SMBO methods sequentially construct models to approximate the performance of hyperparameters based on historical measurements,
and then subsequently choose new hyperparameters to test based on this model.
The TPE approach models P(x|y) and P(y) where x represents hyperparameters and y the associated evaluation matric.
P(x|y) is modeled by transforming the generative process of hyperparameters,
replacing the distributions of the configuration prior with non-parametric densities.
This optimization approach is described in detail in `Algorithms for Hyper-Parameter Optimization <https://papers.nips.cc/paper/4443-algorithms-for-hyper-parameter-optimization.pdf>`__.
Parallel TPE optimization
^^^^^^^^^^^^^^^^^^^^^^^^^
TPE approaches were actually run asynchronously in order to make use of multiple compute nodes and to avoid wasting time waiting for trial evaluations to complete.

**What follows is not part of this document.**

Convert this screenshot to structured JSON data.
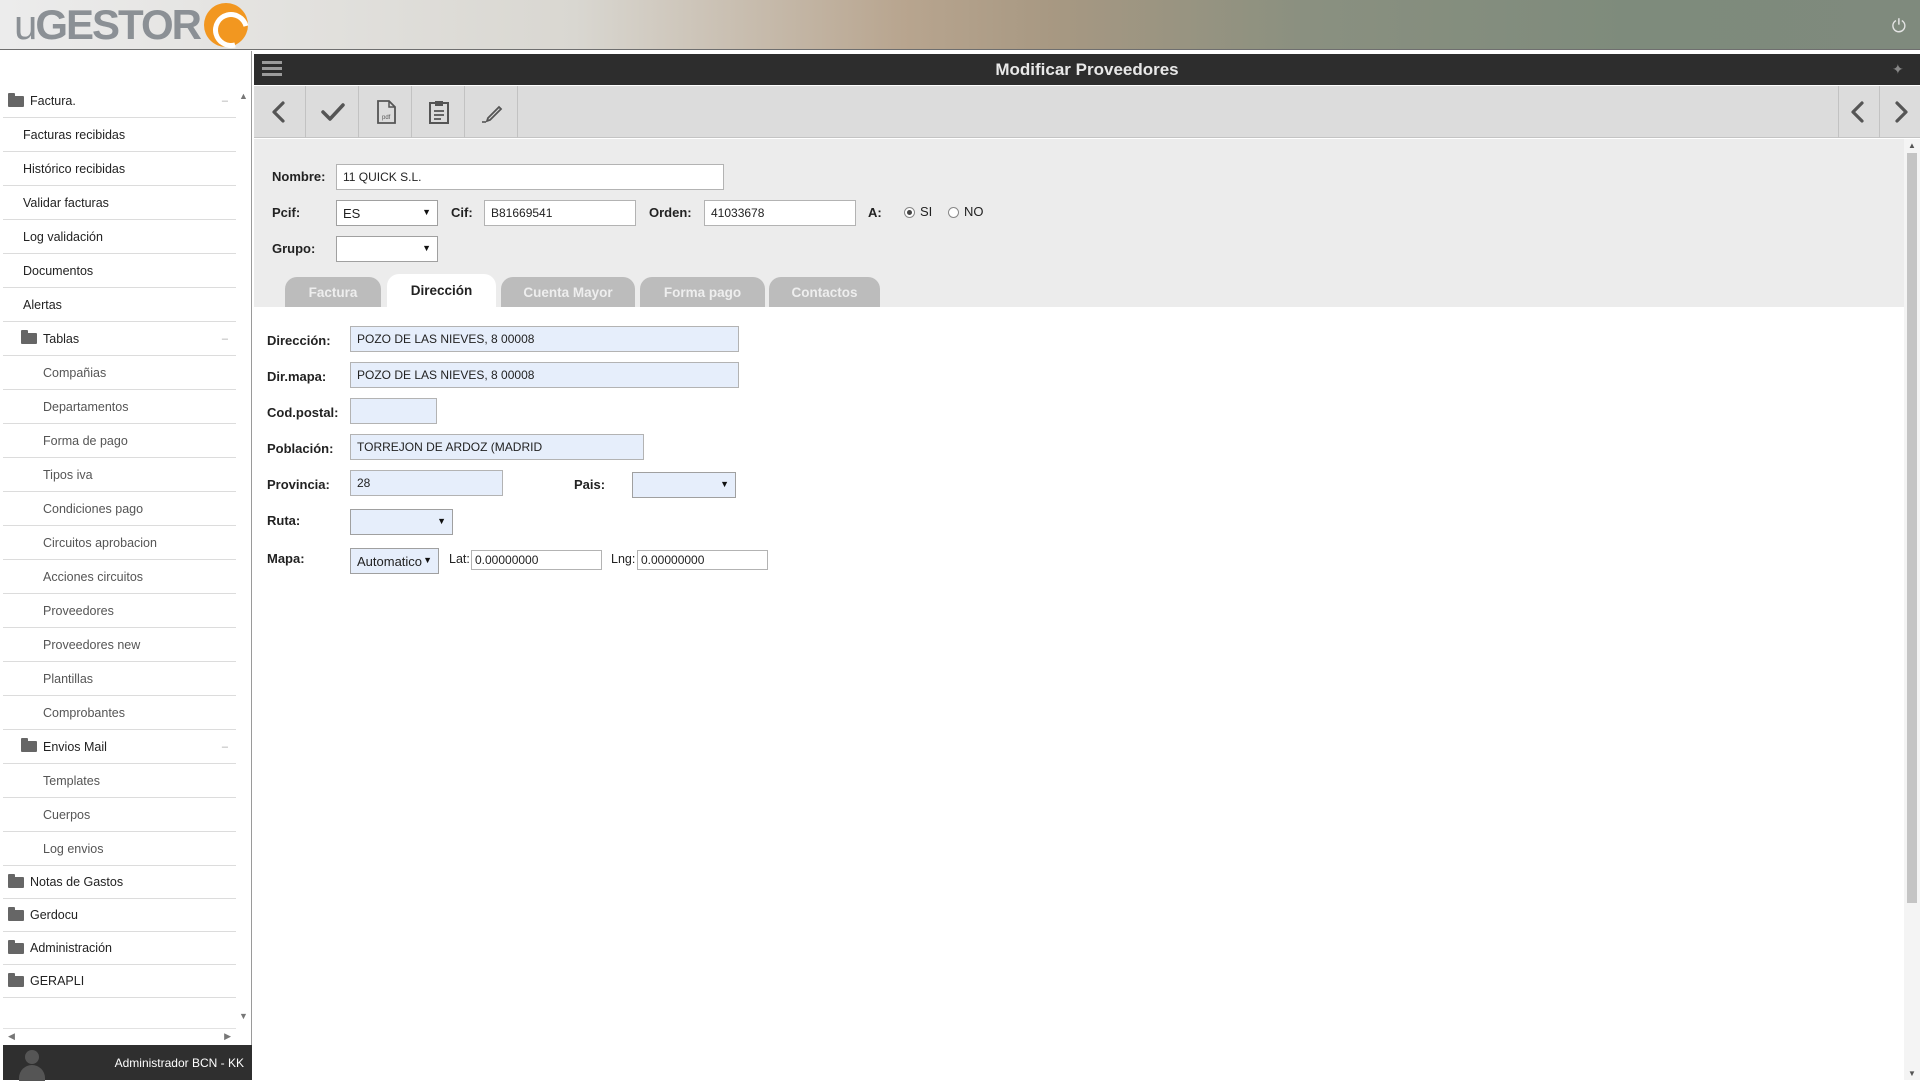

The original algorithm design was optimized for sequential computation.
If we were to use TPE with much concurrency, its performance will be bad.
We have optimized this case using the Constant Liar algorithm.

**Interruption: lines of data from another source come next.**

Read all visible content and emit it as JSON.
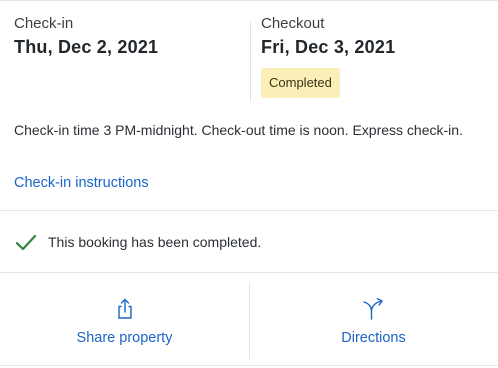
{
  "checkin": {
    "label": "Check-in",
    "date": "Thu, Dec 2, 2021"
  },
  "checkout": {
    "label": "Checkout",
    "date": "Fri, Dec 3, 2021",
    "badge": "Completed"
  },
  "policy_text": "Check-in time 3 PM-midnight. Check-out time is  noon. Express check-in.",
  "instructions_link": "Check-in instructions",
  "status": {
    "icon": "check-icon",
    "text": "This booking has been completed."
  },
  "actions": [
    {
      "icon": "share-icon",
      "label": "Share property"
    },
    {
      "icon": "directions-icon",
      "label": "Directions"
    }
  ],
  "colors": {
    "link": "#1a64c8",
    "badge_bg": "#fbefb7",
    "check": "#2e8540"
  }
}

For these principles of optimization, please refer to our `research blog <../CommunitySharings/ParallelizingTpeSearch.rst>`__.
Usage
-----
To use TPE, you should add the following spec in your experiment's YAML config file:
.. code-block:: yaml
## minimal config ##
tuner:
name: TPE
classArgs:
optimize_mode: minimize
.. code-block:: yaml
## advanced config ##
tuner:
name: TPE
classArgs:
optimize_mode: maximize
seed: 12345
tpe_args:
constant_liar_type: 'mean'
n_startup_jobs: 10
n_ei_candidates: 20
linear_forgetting: 100
prior_weight: 0
gamma: 0.5
classArgs
^^^^^^^^^
.. list-table::
:widths: 10 20 10 60
:header-rows: 1
* - Field
- Type
- Default
- Description
* - ``optimize_mode``
- ``'minimize' | 'maximize'``
- ``'minimize'``
- Whether to minimize or maximize trial metrics.
* - ``seed``
- ``int | null``
- ``null``
- The random seed.
* - ``tpe_args.constant_liar_type``
- ``'best' | 'worst' | 'mean' | null``
- ``'best'``
- TPE algorithm itself does not support parallel tuning. This parameter specifies how to optimize for trial_concurrency > 1. How each liar works is explained in paper's section 6.1.
In general ``best`` suit for small trial number and ``worst`` suit for large trial number.

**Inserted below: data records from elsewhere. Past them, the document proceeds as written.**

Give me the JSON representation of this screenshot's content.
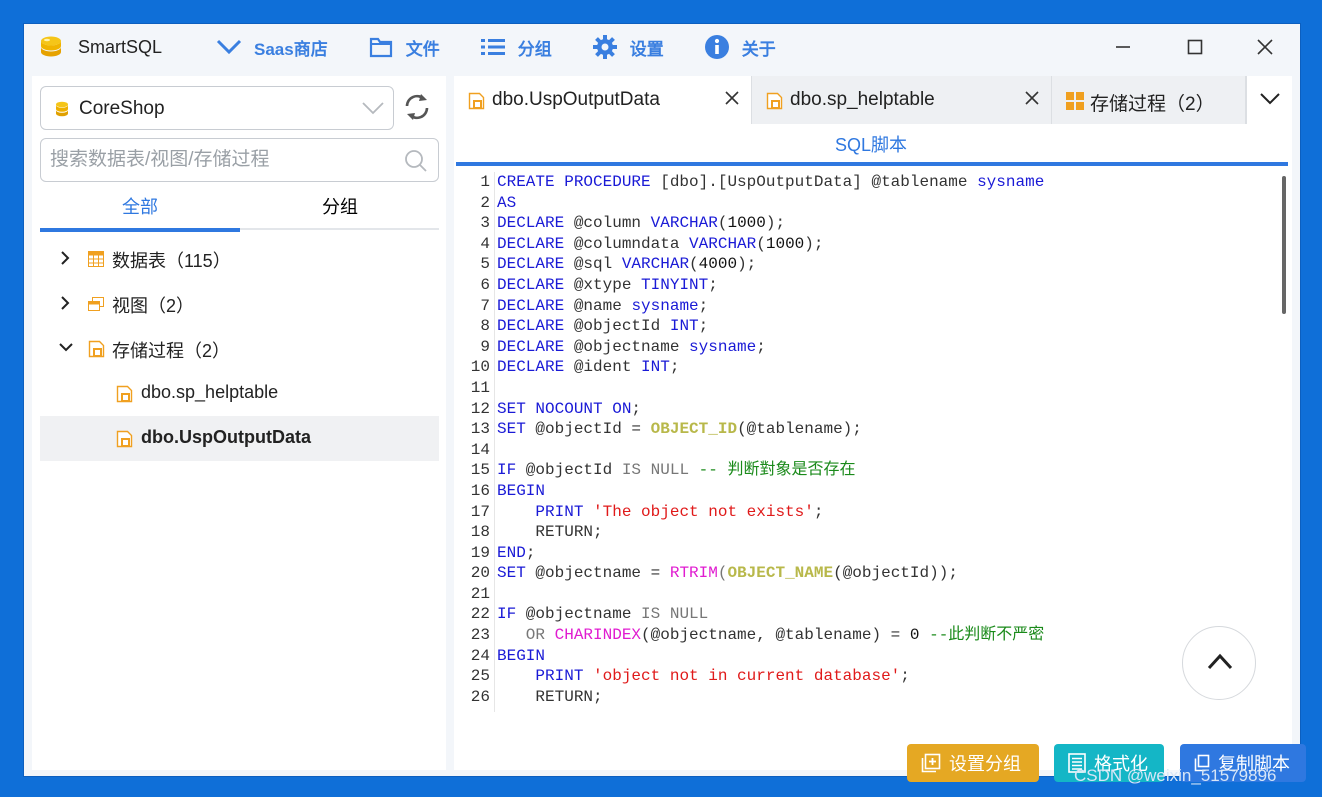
{
  "app": {
    "title": "SmartSQL"
  },
  "menu": [
    {
      "label": "Saas商店",
      "icon": "chevron-down-icon"
    },
    {
      "label": "文件",
      "icon": "folder-icon"
    },
    {
      "label": "分组",
      "icon": "list-icon"
    },
    {
      "label": "设置",
      "icon": "gear-icon"
    },
    {
      "label": "关于",
      "icon": "info-icon"
    }
  ],
  "sidebar": {
    "database": "CoreShop",
    "search_placeholder": "搜索数据表/视图/存储过程",
    "tabs": [
      "全部",
      "分组"
    ],
    "active_tab": "全部",
    "tree": [
      {
        "label": "数据表（115）",
        "expanded": false,
        "icon": "table-icon"
      },
      {
        "label": "视图（2）",
        "expanded": false,
        "icon": "view-icon"
      },
      {
        "label": "存储过程（2）",
        "expanded": true,
        "icon": "procedure-icon"
      },
      {
        "label": "dbo.sp_helptable",
        "icon": "procedure-file-icon"
      },
      {
        "label": "dbo.UspOutputData",
        "icon": "procedure-file-icon",
        "selected": true
      }
    ]
  },
  "editor_tabs": [
    {
      "label": "dbo.UspOutputData",
      "active": true
    },
    {
      "label": "dbo.sp_helptable",
      "active": false
    },
    {
      "label": "存储过程（2）",
      "active": false
    }
  ],
  "subtab": "SQL脚本",
  "code_lines": [
    "1",
    "2",
    "3",
    "4",
    "5",
    "6",
    "7",
    "8",
    "9",
    "10",
    "11",
    "12",
    "13",
    "14",
    "15",
    "16",
    "17",
    "18",
    "19",
    "20",
    "21",
    "22",
    "23",
    "24",
    "25",
    "26"
  ],
  "code": {
    "l1_a": "CREATE PROCEDURE",
    "l1_b": " [dbo].[UspOutputData] @tablename ",
    "l1_c": "sysname",
    "l2": "AS",
    "declare": "DECLARE",
    "l3_v": " @column ",
    "l3_t": "VARCHAR",
    "l3_n": "1000",
    "l4_v": " @columndata ",
    "l4_t": "VARCHAR",
    "l4_n": "1000",
    "l5_v": " @sql ",
    "l5_t": "VARCHAR",
    "l5_n": "4000",
    "l6_v": " @xtype ",
    "l6_t": "TINYINT",
    "l7_v": " @name ",
    "l7_t": "sysname",
    "l8_v": " @objectId ",
    "l8_t": "INT",
    "l9_v": " @objectname ",
    "l9_t": "sysname",
    "l10_v": " @ident ",
    "l10_t": "INT",
    "l12_a": "SET NOCOUNT ON",
    "set": "SET",
    "l13_b": " @objectId = ",
    "l13_f": "OBJECT_ID",
    "l13_c": "(@tablename);",
    "l15_a": "IF",
    "l15_b": " @objectId ",
    "l15_c": "IS NULL",
    "l15_d": " -- 判断對象是否存在",
    "begin": "BEGIN",
    "print": "PRINT",
    "l17_s": " 'The object not exists'",
    "l18": "    RETURN;",
    "end": "END",
    "l20_b": " @objectname = ",
    "l20_f1": "RTRIM",
    "l20_f2": "OBJECT_NAME",
    "l20_c": "(@objectId));",
    "l22_a": "IF",
    "l22_b": " @objectname ",
    "l22_c": "IS NULL",
    "l23_a": "   OR ",
    "l23_f": "CHARINDEX",
    "l23_b": "(@objectname, @tablename) = ",
    "l23_n": "0",
    "l23_c": " --此判断不严密",
    "l25_s": " 'object not in current database'",
    "l26": "    RETURN;"
  },
  "actions": {
    "group": "设置分组",
    "format": "格式化",
    "copy": "复制脚本"
  },
  "watermark": "CSDN @weixin_51579896",
  "colors": {
    "accent": "#2f78e0",
    "gold": "#e5a823",
    "cyan": "#14b6c6",
    "background": "#0f6fd8"
  }
}
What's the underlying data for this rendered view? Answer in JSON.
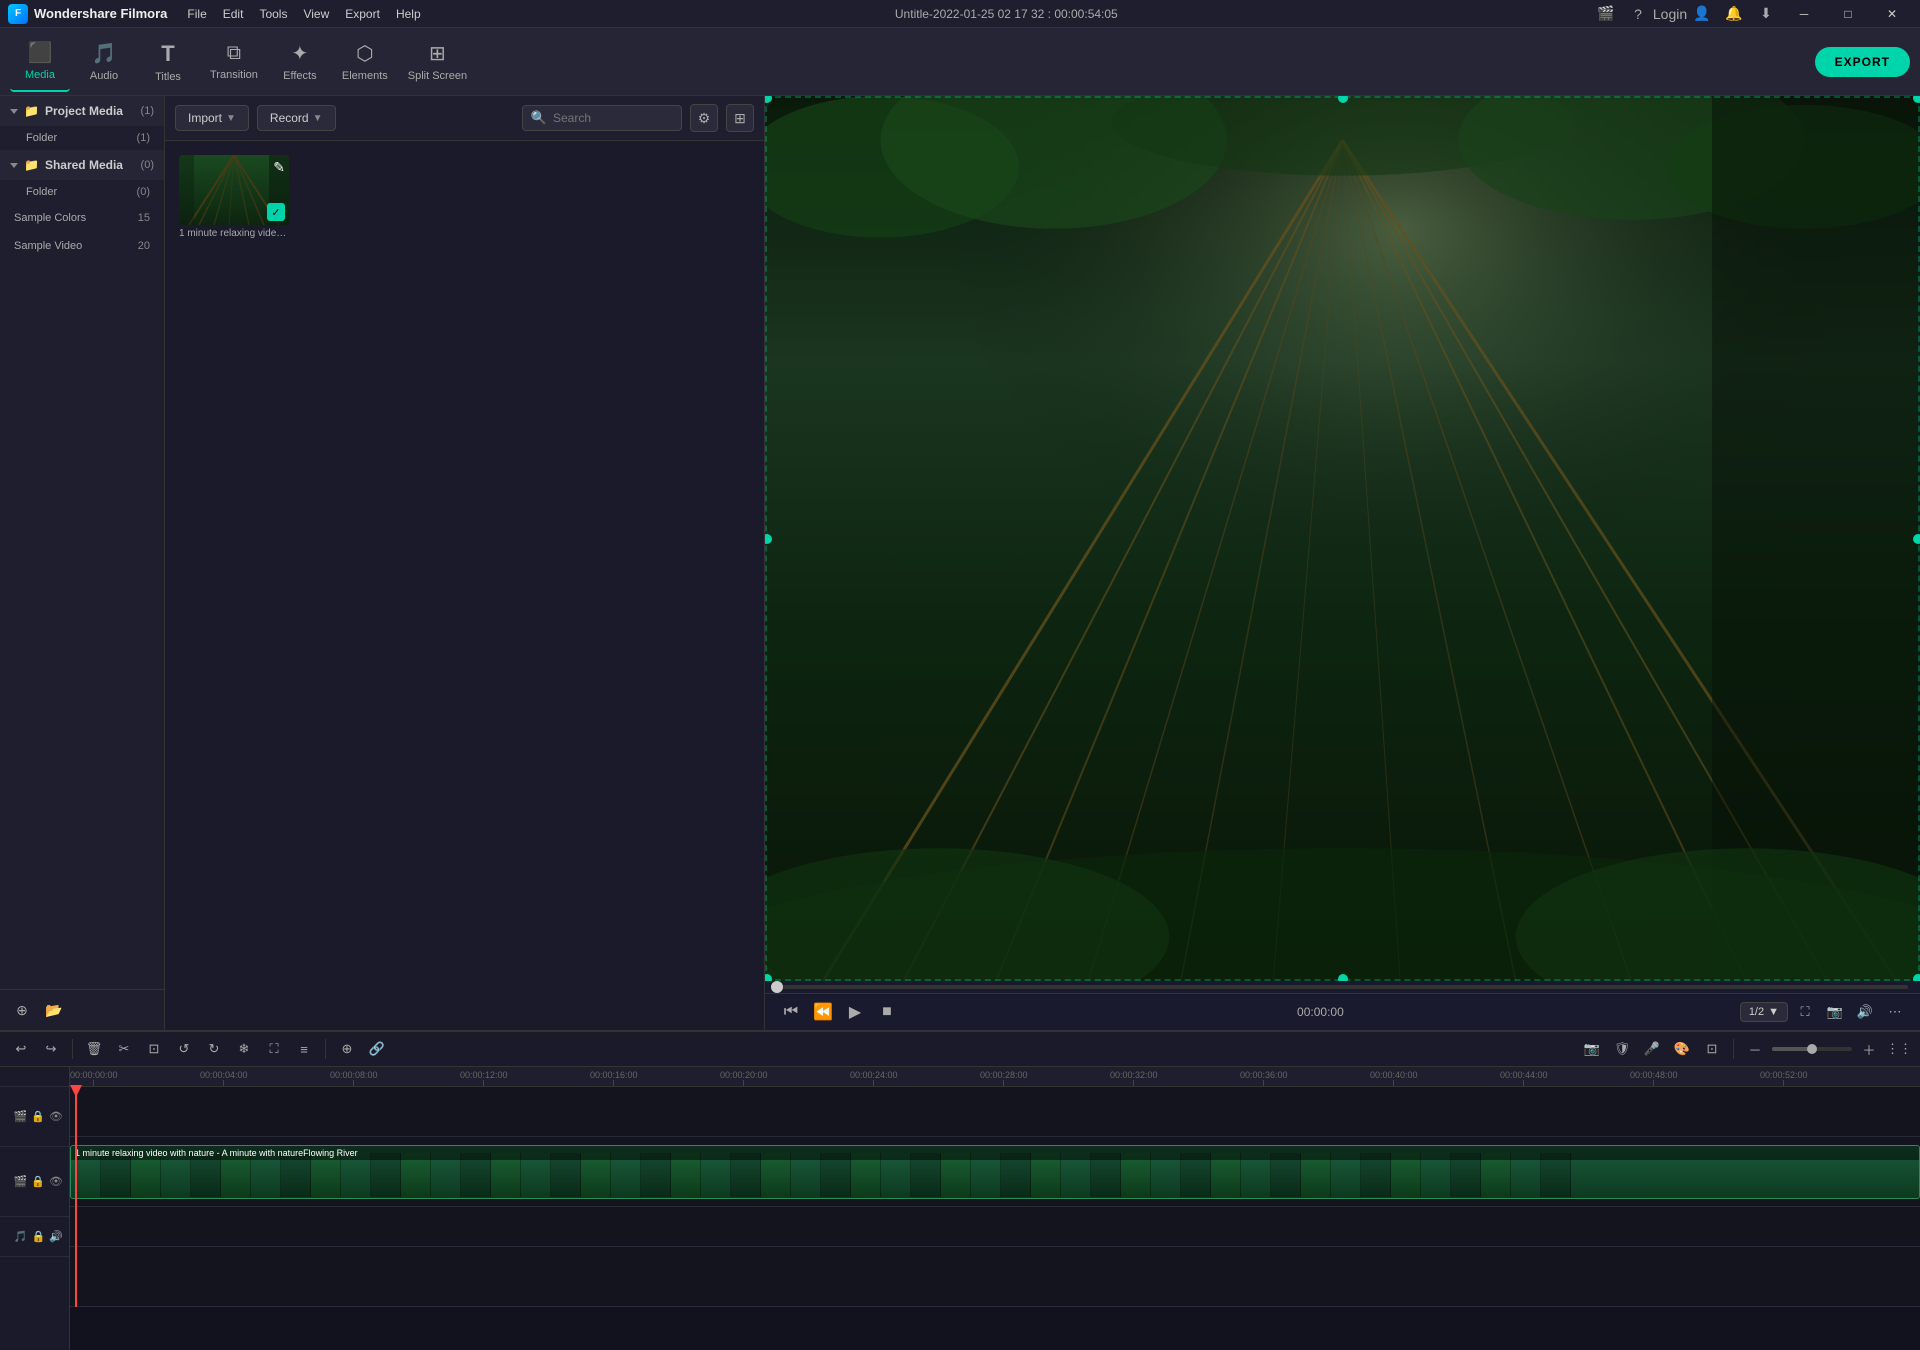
{
  "app": {
    "name": "Wondershare Filmora",
    "title": "Untitle-2022-01-25 02 17 32 : 00:00:54:05"
  },
  "menu": {
    "items": [
      "File",
      "Edit",
      "Tools",
      "View",
      "Export",
      "Help"
    ]
  },
  "toolbar": {
    "items": [
      {
        "id": "media",
        "label": "Media",
        "icon": "⬛",
        "active": true
      },
      {
        "id": "audio",
        "label": "Audio",
        "icon": "🎵",
        "active": false
      },
      {
        "id": "titles",
        "label": "Titles",
        "icon": "T",
        "active": false
      },
      {
        "id": "transition",
        "label": "Transition",
        "icon": "⧉",
        "active": false
      },
      {
        "id": "effects",
        "label": "Effects",
        "icon": "✦",
        "active": false
      },
      {
        "id": "elements",
        "label": "Elements",
        "icon": "⬡",
        "active": false
      },
      {
        "id": "split-screen",
        "label": "Split Screen",
        "icon": "⊞",
        "active": false
      }
    ],
    "export_label": "EXPORT"
  },
  "left_panel": {
    "project_media": {
      "label": "Project Media",
      "count": "(1)",
      "children": [
        {
          "label": "Folder",
          "count": "(1)"
        }
      ]
    },
    "shared_media": {
      "label": "Shared Media",
      "count": "(0)",
      "children": [
        {
          "label": "Folder",
          "count": "(0)"
        }
      ]
    },
    "sample_colors": {
      "label": "Sample Colors",
      "count": "15"
    },
    "sample_video": {
      "label": "Sample Video",
      "count": "20"
    }
  },
  "media_panel": {
    "import_label": "Import",
    "record_label": "Record",
    "search_placeholder": "Search",
    "items": [
      {
        "label": "1 minute relaxing video ...",
        "type": "video",
        "checked": true
      }
    ]
  },
  "preview": {
    "time": "00:00:00",
    "quality": "1/2"
  },
  "timeline": {
    "timecodes": [
      "00:00:00:00",
      "00:00:04:00",
      "00:00:08:00",
      "00:00:12:00",
      "00:00:16:00",
      "00:00:20:00",
      "00:00:24:00",
      "00:00:28:00",
      "00:00:32:00",
      "00:00:36:00",
      "00:00:40:00",
      "00:00:44:00",
      "00:00:48:00",
      "00:00:52:00"
    ],
    "video_clip": {
      "label": "1 minute relaxing video with nature - A minute with natureFlowing River"
    }
  },
  "window_controls": {
    "minimize": "─",
    "maximize": "□",
    "close": "✕"
  }
}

* - ``tpe_args.n_startup_jobs``
- ``int``
- ``20``
- The first N hyper-parameters are generated fully randomly for warming up.
If the search space is large, you can increase this value. Or if max_trial_number is small, you may want to decrease it.
* - ``tpe_args.n_ei_candidates``
- ``int``
- ``24``
- For each iteration TPE samples EI for N sets of parameters and choose the best one. (loosely speaking)
* - ``tpe_args.linear_forgetting``
- ``int``
- ``25``
- TPE will lower the weights of old trials. This controls how many iterations it takes for a trial to start decay.
* - ``tpe_args.prior_weight``
- ``float``
- ``1.0``
- TPE treats user provided search space as prior.
When generating new trials, it also incorporates the prior in trial history by transforming the search space to
one trial configuration (i.e., each parameter of this configuration chooses the mean of its candidate range).
Here, prior_weight determines the weight of this trial configuration in the history trial configurations.
With prior weight 1.0, the search space is treated as one good trial.
For example, "normal(0, 1)" effectly equals to a trial with x = 0 which has yielded good result.
* - ``tpe_args.gamma``
- ``float``
- ``0.25``
- Controls how many trials are considered "good".
The number is calculated as "min(gamma * sqrt(N), linear_forgetting)".